If we are truly worried about freedom of expression and political action in this country, there are many graver threats than an old law limiting hate speech. In recent years the Parliament has passed onerous new anti-terror laws that include the mandatory collection and retention of every Australian’s email, phone and social media metadata. There is currently a bill before parliament which would give the government the right to shut down entire telecommunication networks, much as the rulers of countries like Egypt and Turkey have.

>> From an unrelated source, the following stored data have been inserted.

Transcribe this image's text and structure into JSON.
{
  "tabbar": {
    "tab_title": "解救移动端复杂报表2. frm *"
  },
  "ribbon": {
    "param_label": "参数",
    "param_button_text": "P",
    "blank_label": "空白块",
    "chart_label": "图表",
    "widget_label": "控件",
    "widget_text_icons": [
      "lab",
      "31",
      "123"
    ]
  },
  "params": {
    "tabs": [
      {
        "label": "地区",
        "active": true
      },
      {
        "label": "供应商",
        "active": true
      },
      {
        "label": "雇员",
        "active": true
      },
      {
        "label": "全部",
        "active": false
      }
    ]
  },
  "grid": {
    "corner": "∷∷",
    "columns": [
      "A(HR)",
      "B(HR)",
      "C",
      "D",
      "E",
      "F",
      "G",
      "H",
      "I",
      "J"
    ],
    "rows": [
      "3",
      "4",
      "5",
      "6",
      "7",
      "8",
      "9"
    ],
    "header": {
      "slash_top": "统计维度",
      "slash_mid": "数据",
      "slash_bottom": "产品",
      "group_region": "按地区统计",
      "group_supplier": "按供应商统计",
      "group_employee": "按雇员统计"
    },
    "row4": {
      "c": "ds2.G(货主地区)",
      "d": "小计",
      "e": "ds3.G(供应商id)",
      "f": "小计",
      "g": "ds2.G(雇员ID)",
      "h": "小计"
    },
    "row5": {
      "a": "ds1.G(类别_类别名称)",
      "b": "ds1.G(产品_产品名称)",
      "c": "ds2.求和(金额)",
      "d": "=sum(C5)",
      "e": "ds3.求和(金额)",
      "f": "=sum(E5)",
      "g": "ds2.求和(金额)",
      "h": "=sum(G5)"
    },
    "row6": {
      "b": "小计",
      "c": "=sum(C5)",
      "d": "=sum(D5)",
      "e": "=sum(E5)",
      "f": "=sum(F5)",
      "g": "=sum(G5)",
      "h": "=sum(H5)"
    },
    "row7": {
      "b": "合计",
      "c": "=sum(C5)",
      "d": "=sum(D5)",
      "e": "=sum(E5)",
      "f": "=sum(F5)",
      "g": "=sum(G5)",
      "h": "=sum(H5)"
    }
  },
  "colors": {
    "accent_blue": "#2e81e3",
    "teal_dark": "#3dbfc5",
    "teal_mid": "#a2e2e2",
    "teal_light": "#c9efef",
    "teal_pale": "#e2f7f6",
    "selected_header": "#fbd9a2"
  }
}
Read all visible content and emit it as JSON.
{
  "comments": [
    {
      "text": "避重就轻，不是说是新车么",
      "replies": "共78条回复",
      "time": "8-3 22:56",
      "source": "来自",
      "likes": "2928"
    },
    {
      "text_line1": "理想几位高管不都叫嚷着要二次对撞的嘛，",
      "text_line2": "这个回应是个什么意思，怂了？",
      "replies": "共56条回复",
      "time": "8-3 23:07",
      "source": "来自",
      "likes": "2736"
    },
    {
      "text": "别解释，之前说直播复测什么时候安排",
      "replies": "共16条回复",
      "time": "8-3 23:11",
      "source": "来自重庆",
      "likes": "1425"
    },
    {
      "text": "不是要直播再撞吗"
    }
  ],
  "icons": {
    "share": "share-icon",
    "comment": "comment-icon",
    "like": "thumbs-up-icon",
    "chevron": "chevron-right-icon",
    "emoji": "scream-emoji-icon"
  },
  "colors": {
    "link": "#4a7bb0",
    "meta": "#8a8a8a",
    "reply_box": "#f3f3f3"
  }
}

On a more prosaic level, defamation law remains a stern civil restriction on free speech, much stronger in its remit than the RDA.
There is zero agitation by the Liberal Party to wind back defamation law, let alone to address the growing power of Australia’s security state.
Perhaps unsurprisingly, given it is largely powerful people who seem to be upset by 18C, the 18C controversy also seems to lack any analysis of the power relations at play.
It cannot be a coincidence that the sort of people who typically complain about racial vilification are members of disadvantaged and marginalised communities, while the most high profile defendant in an 18C case was a powerful white male newspaper columnist. Those pushing for the amendment of 18C seem most concerned with protecting the power of influential white men to racially insult, offend and humiliate. The dominant motivation appears to be rage against a check to long-held privilege.
As most members of a racial minority in this country can tell you, Australia certainly does have a problem with freedom of speech. The problem is we have too much of the wrong kind. There is no lack of hatred and prejudice in our society.
Making it easier for racists to racially vilify will do little to improve Australia’s civil liberties or human rights. But it might license a new wave of hate against the downtrodden and disadvantaged. Perhaps this is the true reason why powerful white conservatives are so keen to eviscerate section 18C.